Inside our long impulse to banish trendy words

January 02, 2011|The word, Jan Freeman

For pop-language watchers, January marks the end of the words-of-the-year ritual that has so far given us refudiate (New Oxford American Dictionary), austerity (Merriam-Webster), and spillcam (Global Language Monitor). On Friday, members of the American Dialect Society will meet to consider the likes of vuvuzela, halfalogue, and gleek for spots on its 2010 list.

Not all the annual wordfests, however, are celebratory. Since 1976, Lake Superior State University in Michigan has been issuing a list of words and phrases to be banished “for mis-use, over-use, and general uselessness.” And though it’s hardly shocking to find that a list of peeves predates the more dispassionate collections of recent years, it made me wonder: How did word-hating become a game all Americans could play?

It all began, apparently, in the second half of the 19th century, when newspapers first compiled lists of taboo words for their own use. Journalists, of course, do have to follow house style and to avoid words their bosses deem “overworked.” It’s not clear that the average citizen has to be quite so vigilant, but usage advice was a booming genre at the time. Editors, teachers, and opinionators of all stripes found an audience eager to hear their rules and prejudices.

And once the notion of “overworked” words had spread, it was a club any writer could wield. Between 1890 and 1920, the Google News archive reveals, words accused of overexposure included crank, very, negligible, obsession, detachment, uplift, efficiency, classy, service, and the headline standbys rap, assail, attack, and flay.

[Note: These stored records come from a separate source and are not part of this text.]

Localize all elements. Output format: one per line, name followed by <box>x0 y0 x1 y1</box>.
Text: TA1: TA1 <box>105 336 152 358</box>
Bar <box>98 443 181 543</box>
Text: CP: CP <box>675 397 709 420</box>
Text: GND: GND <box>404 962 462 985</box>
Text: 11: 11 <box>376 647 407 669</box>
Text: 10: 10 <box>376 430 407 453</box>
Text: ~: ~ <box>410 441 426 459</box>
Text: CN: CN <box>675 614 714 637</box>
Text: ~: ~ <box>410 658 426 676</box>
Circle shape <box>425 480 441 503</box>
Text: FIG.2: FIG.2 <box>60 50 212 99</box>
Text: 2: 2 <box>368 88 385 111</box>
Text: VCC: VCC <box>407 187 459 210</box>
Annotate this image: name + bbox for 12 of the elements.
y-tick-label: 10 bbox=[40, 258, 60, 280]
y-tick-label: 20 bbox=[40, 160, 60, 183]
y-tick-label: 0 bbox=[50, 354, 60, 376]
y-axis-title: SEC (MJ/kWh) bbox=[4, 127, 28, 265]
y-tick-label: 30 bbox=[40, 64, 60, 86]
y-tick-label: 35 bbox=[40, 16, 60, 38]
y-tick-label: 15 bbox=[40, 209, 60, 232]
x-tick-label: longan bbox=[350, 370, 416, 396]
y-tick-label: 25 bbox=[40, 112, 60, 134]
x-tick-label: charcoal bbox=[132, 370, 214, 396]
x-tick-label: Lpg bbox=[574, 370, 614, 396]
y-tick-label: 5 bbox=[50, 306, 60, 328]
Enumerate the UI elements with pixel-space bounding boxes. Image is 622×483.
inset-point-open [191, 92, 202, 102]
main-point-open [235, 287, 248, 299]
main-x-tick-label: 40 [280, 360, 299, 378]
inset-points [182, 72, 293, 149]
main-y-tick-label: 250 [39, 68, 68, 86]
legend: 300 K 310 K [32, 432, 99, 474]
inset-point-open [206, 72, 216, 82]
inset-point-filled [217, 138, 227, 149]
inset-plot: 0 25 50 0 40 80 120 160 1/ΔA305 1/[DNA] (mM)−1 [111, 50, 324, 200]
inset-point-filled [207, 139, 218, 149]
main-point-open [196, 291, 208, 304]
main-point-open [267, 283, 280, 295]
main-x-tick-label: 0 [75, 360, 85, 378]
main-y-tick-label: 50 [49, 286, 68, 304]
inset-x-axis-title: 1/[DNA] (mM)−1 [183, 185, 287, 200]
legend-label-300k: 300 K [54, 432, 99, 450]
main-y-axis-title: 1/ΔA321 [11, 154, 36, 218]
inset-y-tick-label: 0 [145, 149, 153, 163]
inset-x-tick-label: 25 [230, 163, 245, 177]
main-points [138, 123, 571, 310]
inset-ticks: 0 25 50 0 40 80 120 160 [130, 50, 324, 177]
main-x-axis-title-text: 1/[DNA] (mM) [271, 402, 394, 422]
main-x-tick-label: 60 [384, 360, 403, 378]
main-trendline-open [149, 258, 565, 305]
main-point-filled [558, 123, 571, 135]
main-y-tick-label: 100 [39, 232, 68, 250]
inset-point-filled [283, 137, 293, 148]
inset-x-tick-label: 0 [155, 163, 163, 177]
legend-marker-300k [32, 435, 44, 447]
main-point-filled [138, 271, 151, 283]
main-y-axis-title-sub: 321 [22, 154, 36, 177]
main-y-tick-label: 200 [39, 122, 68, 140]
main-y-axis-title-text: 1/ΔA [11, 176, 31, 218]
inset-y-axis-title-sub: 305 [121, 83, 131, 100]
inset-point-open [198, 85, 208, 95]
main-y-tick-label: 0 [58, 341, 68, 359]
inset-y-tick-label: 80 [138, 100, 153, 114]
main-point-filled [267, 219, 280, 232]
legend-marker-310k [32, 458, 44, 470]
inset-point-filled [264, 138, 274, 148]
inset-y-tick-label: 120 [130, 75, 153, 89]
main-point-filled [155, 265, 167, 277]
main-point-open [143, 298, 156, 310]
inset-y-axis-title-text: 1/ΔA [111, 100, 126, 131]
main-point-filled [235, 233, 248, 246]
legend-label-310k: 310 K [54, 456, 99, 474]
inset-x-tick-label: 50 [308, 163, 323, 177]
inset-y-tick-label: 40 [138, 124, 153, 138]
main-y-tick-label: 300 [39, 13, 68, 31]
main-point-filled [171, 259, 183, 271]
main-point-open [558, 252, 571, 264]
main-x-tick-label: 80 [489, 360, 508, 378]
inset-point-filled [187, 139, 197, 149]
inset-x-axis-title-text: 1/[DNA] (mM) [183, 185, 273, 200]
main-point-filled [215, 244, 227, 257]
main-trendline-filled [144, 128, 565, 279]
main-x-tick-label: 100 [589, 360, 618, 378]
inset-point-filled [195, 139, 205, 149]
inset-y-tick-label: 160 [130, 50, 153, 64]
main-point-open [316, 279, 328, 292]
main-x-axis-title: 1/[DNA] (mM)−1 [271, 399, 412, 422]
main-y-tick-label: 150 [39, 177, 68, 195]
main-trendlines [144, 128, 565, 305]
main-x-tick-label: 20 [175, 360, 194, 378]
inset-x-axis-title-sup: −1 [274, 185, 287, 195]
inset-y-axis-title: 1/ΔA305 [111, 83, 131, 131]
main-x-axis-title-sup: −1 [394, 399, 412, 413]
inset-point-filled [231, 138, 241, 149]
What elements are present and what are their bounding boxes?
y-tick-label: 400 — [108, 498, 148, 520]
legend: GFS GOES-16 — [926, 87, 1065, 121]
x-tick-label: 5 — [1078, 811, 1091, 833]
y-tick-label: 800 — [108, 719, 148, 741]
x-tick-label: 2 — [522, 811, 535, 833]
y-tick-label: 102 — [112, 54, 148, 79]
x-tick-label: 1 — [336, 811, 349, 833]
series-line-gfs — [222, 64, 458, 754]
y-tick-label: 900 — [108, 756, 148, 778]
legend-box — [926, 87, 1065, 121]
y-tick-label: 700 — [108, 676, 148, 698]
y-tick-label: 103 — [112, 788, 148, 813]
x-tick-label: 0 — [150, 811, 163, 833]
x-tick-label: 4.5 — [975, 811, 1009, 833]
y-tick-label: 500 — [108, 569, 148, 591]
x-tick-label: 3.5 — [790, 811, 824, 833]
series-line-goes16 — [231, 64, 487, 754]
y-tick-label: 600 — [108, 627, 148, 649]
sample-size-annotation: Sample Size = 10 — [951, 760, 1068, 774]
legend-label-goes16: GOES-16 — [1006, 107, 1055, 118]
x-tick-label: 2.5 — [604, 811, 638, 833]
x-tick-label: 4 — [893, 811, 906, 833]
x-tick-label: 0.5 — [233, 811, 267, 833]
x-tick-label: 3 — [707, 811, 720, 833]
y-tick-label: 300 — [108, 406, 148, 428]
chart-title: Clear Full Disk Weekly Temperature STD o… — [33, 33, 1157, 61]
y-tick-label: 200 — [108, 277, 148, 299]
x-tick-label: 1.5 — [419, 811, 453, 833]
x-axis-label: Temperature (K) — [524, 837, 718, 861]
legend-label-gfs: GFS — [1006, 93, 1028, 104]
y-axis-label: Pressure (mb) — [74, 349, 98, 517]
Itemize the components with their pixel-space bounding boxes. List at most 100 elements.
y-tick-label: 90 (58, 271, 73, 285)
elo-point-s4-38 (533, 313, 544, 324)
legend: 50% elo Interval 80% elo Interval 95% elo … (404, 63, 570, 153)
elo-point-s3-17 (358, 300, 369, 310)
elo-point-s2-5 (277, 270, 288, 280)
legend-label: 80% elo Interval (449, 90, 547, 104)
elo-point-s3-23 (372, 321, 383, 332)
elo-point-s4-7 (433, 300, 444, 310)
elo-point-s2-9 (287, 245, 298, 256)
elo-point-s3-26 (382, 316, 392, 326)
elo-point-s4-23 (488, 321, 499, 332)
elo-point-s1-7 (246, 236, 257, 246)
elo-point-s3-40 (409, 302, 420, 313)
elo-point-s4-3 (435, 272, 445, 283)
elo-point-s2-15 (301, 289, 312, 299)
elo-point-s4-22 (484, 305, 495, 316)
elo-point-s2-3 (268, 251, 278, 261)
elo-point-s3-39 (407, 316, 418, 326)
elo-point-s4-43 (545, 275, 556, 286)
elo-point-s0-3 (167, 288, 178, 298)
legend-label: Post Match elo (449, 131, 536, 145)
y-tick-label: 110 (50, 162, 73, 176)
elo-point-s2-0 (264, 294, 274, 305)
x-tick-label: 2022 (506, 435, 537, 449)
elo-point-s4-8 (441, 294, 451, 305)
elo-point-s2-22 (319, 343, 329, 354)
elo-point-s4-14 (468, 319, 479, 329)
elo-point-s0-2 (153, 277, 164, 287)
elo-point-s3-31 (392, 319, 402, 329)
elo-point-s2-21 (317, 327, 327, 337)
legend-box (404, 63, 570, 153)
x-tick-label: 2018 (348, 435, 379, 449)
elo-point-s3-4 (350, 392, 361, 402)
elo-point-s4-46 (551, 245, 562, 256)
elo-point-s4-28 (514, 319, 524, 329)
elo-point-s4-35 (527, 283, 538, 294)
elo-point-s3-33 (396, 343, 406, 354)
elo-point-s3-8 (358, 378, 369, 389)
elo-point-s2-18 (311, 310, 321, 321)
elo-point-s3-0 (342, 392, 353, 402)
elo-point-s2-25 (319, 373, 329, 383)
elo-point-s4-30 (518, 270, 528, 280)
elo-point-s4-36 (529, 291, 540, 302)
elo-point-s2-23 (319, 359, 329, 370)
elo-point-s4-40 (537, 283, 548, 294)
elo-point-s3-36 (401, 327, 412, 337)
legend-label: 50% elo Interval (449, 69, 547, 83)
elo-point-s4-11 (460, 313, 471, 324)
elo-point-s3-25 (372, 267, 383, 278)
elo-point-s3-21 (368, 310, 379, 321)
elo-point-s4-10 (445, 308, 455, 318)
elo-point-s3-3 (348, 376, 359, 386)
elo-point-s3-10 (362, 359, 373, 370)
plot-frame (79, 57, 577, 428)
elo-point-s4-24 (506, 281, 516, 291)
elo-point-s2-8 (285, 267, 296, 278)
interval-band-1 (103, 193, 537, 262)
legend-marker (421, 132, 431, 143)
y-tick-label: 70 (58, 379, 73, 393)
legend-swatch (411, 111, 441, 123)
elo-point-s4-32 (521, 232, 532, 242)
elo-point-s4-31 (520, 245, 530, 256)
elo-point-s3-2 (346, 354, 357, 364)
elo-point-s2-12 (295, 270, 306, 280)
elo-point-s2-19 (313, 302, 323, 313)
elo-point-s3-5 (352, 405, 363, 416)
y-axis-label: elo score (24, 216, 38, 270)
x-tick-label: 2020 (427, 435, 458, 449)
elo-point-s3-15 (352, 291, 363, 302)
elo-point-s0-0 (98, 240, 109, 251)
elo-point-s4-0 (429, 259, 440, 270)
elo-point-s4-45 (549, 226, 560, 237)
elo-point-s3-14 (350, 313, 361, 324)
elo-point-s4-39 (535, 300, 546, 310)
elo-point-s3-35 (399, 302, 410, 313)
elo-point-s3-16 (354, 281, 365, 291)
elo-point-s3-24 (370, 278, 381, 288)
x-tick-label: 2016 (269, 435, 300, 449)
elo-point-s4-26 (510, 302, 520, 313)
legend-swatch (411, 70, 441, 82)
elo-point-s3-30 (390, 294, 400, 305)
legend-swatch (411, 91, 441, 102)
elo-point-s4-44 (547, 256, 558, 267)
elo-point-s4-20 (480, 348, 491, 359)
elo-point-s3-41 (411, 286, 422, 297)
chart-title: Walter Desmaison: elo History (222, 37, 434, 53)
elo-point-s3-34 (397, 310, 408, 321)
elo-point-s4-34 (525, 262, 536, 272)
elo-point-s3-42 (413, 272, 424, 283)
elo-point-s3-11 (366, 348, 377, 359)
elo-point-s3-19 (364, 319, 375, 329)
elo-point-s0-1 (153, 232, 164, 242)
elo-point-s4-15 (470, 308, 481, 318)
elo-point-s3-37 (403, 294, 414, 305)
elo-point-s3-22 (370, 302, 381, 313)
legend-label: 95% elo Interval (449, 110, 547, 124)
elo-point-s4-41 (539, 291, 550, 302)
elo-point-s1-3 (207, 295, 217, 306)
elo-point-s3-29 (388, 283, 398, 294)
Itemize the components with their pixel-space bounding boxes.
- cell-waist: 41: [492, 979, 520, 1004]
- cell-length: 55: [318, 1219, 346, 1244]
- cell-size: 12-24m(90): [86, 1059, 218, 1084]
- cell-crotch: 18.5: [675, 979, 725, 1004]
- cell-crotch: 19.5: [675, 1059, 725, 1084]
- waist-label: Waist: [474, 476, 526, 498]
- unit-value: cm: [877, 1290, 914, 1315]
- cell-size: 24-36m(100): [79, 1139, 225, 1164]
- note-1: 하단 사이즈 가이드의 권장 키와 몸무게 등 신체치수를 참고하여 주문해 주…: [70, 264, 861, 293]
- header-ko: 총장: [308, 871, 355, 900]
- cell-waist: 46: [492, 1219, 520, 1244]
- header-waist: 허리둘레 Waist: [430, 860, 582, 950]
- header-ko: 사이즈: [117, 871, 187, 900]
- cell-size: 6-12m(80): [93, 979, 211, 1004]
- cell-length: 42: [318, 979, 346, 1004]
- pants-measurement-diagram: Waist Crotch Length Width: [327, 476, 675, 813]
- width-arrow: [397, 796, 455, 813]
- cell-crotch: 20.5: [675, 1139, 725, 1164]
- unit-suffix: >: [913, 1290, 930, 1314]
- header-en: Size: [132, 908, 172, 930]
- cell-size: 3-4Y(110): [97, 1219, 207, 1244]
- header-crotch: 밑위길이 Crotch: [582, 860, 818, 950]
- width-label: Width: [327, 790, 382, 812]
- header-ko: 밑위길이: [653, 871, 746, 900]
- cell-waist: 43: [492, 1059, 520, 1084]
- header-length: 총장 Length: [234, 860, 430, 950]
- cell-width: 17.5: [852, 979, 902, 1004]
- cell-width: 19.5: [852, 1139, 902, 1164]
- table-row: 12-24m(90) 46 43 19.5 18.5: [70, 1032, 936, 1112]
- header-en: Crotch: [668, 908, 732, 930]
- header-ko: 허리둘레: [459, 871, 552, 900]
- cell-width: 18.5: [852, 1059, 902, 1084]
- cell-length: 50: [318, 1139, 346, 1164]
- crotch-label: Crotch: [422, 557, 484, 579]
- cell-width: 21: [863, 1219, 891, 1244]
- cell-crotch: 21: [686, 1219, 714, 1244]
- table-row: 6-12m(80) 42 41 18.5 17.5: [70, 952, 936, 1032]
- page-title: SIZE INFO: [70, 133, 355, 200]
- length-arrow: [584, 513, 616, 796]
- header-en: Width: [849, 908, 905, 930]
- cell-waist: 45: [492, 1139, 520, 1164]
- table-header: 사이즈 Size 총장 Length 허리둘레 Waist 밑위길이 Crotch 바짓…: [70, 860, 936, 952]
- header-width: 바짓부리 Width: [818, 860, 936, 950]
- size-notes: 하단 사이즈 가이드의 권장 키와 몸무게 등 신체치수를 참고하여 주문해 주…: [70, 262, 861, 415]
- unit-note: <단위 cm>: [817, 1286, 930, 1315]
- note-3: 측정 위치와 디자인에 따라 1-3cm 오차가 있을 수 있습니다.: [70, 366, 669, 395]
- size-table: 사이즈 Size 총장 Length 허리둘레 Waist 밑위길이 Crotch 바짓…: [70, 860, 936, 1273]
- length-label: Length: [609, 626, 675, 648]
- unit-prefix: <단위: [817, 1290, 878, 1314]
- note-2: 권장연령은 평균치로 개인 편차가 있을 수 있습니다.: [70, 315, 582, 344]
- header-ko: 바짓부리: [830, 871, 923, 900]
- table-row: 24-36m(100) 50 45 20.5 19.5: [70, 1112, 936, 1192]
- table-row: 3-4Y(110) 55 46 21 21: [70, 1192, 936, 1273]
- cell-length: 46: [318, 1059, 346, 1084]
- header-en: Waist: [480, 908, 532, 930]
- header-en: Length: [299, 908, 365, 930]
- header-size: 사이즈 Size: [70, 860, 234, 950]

In the 1920s, absolutely, dynamic, modern, and propaganda all made someone’s “overworked” list. In the ’30s, sophisticated, contact (the verb), definitely, and gargantuan got the label. In the ’40s, memorable, divine, critical, and priority were worn out; in the ’50s came fabulous, cozy, thrill, and moderation. And in the ’60s, glamour, breakthrough, and significance were called overexposed.

Some of these words no doubt were fads in the writer’s own field — sports, fashion, politics, diplomacy. But not necessarily; if you wanted to denounce obsession as overused a century ago, or critical in the ’40s, who could contradict you? There was no online corpus to check; if the reader hadn’t noticed, he could only conclude that he wasn’t as observant as the writer.